Joyce C. West, Ph.D., M.P.P., Diane M. Herbeck, M.A., Carl C. Bell, M.D., Wendy L. Colquitt, Ph.D., Farifteh F. Duffy, Ph.D., Diana J. Fitek, M.A., Donald Rae, M.A., Maritza Rubio Stipec, Sc.D., Lonnie Snowden, Ph.D., Deborah A. Zarin, M.D., and William E. Narrow, M.D., M.P.H.

Correspondence: Address correspondence to Joyce West, Ph.D., American Psychiatric Institute for Research and Education, 1000 Wilson Blvd., Suite 1825, Arlington, VA 22209; e-mail: jwest{at}psych.org.
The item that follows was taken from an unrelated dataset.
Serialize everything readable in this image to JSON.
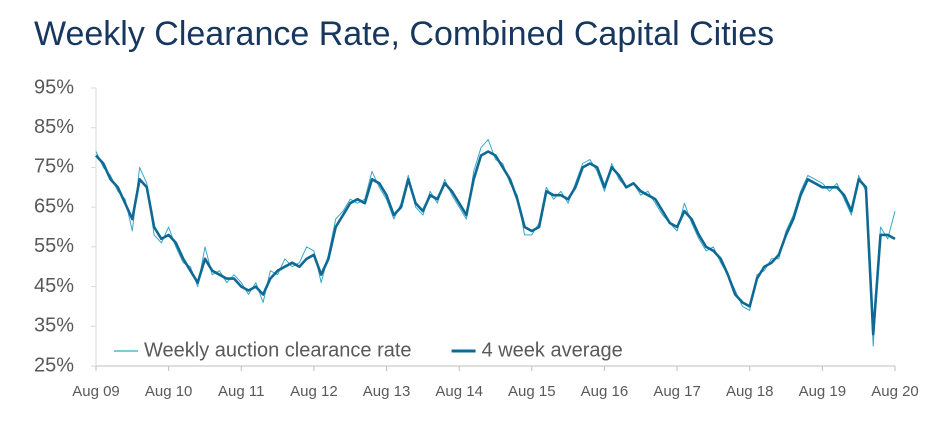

Objective: The authors examined racial/ethnic variations in psychiatric diagnoses and clinical characteristics of psychiatric patients as assessed and reported by psychiatrists in routine clinical practice. Method: A national sample of psychiatrists provided detailed clinical data on 2,561 adult patients they treated in their routine practice settings. African American (n=254) and Hispanic patients (n=149) were compared with non-Hispanic white patients (n=2,158). Logistic regression analysis was used to assess racial/ethnic differences in diagnosis after adjustment for sociodemographic and care setting/payment characteristics. Results: African American patients were more likely to receive a diagnosis of a schizophrenia spectrum disorder or a nonalcohol substance use disorder and less likely to receive a diagnosis of a depressive or anxiety disorder, compared with white patients. After adjusting for sociodemographic and care setting/payment factors, differences in rates of schizophrenia spectrum disorders were no longer statistically significant; African Americans also remained more likely to be diagnosed as having a nonalcohol substance use disorder (odds ratio=1.8, 95% CI=1.09–3.03); and African American men remained less likely than white men to be diagnosed as having bipolar disorder (odds ratio=0.26, 95% CI=0.09–0.80) or anxiety disorders (odds ratio=0.35, 95% CI=0.14–0.85). No differences in adjusted rates of schizophrenia, depression, bipolar, or anxiety disorders were observed for Hispanic patients compared with white patients. Conclusions: Psychometric validation of patients’ diagnoses and current symptoms is needed to understand the extent to which these observed racial/ethnic differences in diagnoses may reflect differential patterns of detection in routine psychiatric practice.